Ven. Mai 10th, 2024

Par Carolanne Boileau  

C’est après plusieurs mois de scandale que le conseil d’administration et le président-directeur général de Hockey Canada donnent finalement leurs démissions. Il aura fallu quatre ans et énormément de pression pour que les dirigeants se retirent.  

Pour plusieurs, au-delà des répercussions politiques, ce sont surtout les pressions financières qui auraient poussé le PDG et le conseil d’administration de Hockey Canada à démissionner. C’est notamment la vision du professeur Bernard Motulsky, affilié au département de communication publique et sociale de l’Université du Québec à Montréal, qui croit que le retrait des commanditaires a chamboulé l’organisation. En entrevue avec le journal La Presse, M. Motulsky affirme : « Hockey Canada avait de la pression du côté politique, mais aussi de la pression de la part des commanditaires qui se retiraient les uns après les autres […] Ils ont envoyé le signal que ça ne pouvait plus continuer ». 
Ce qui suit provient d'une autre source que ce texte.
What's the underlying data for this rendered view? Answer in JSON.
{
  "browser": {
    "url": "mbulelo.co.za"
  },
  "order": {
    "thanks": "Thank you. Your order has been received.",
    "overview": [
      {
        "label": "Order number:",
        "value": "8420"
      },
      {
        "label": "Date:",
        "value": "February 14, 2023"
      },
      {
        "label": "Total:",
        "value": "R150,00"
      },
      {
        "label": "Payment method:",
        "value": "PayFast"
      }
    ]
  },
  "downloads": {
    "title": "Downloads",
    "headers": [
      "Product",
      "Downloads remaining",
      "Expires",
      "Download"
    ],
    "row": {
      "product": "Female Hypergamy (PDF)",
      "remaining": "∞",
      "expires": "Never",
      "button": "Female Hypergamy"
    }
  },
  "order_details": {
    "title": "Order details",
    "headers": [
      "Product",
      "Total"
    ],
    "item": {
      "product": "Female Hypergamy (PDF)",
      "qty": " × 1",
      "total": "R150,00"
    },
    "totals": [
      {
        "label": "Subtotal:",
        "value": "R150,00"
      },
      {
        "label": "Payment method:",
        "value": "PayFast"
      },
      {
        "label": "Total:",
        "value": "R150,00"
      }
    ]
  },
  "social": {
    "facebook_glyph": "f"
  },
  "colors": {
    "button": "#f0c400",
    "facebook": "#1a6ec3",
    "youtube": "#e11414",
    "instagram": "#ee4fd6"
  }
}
Le PDG Scott Smith quittait ses fonctions au moment d’en faire l’annonce le mardi 11 octobre. Du côté du conseil d’administration, les membres conservent leurs postes jusqu’à la prochaine élection du conseil, le 17 décembre prochain. Naturellement, ils ne tenteront pas d’obtenir un autre mandat. On peut lire, dans un communiqué publié par l’organisme, leur plan pour assurer la transition : « un comité de gestion intérimaire sera mis en place et guidera l’organisation jusqu’à ce qu’au plus tard un conseil nouvellement constitué nomme un nouveau chef de la direction pour diriger l’organisation ». 

«Pas de doute»  

La démission en bloc de la direction de Hockey Canada n’est pas une grande surprise, elle était inévitable. Après plusieurs mois de pression de la part des élus à Ottawa, notamment du Bloc Québécois et de la ministre des Sports Pascale St-Onge, la direction de la fédération canadienne se retrouvait dans l’eau chaude. Le premier ministre Justin Trudeau avait lui-même décrété que les personnes en place avaient perdu la confiance des Canadiennes et Canadiens.  

De plus, Radio-Canada rapporte qu’un document publié le lundi 10 octobre est venu mettre de l’huile sur le feu. 24 heures avant la démission de Scott Smith et du conseil d’administration, l’ex-juge de la Cour suprême Thomas Cromwell a publié un rapport préliminaire sur l’affaire Hockey Canada. L’une de ses recommandations principales était évidemment la refonte complète de la direction de la fédération. Pour justifier sa proposition, Cromwell mentionne qu’il n’y a pas de doute, les dirigeants de Hockey Canada ont perdu la confiance de partenaires importants. Au-delà des partenaires et commanditaires, c’est la confiance de la population qui a été brisée au cours des derniers mois.  

Le rapport préliminaire de l’ex-juge de la Cour suprême du Canada a également révélé une information choquante. Il faut rappeler que les représentants de Hockey Canada avaient avoué, lors d’un comité parlementaire en juin dernier, détenir un fonds d’assurance pour couvrir les coûts en cas d’accusation envers leurs joueurs. Il y a moins d’un mois, l’existence d’un deuxième fonds a été dévoilée au grand jour par le Globe and Mail. Ce deuxième fonds, tout comme le premier, servait, entre autres, à indemniser des victimes d’agressions sexuelles. Finalement, le rapport du juge Thomas Cromwell a révélé qu’un troisième fonds était prévu pour couvrir les joueurs. Ce fonds était dissimulé dans les livres comptables.  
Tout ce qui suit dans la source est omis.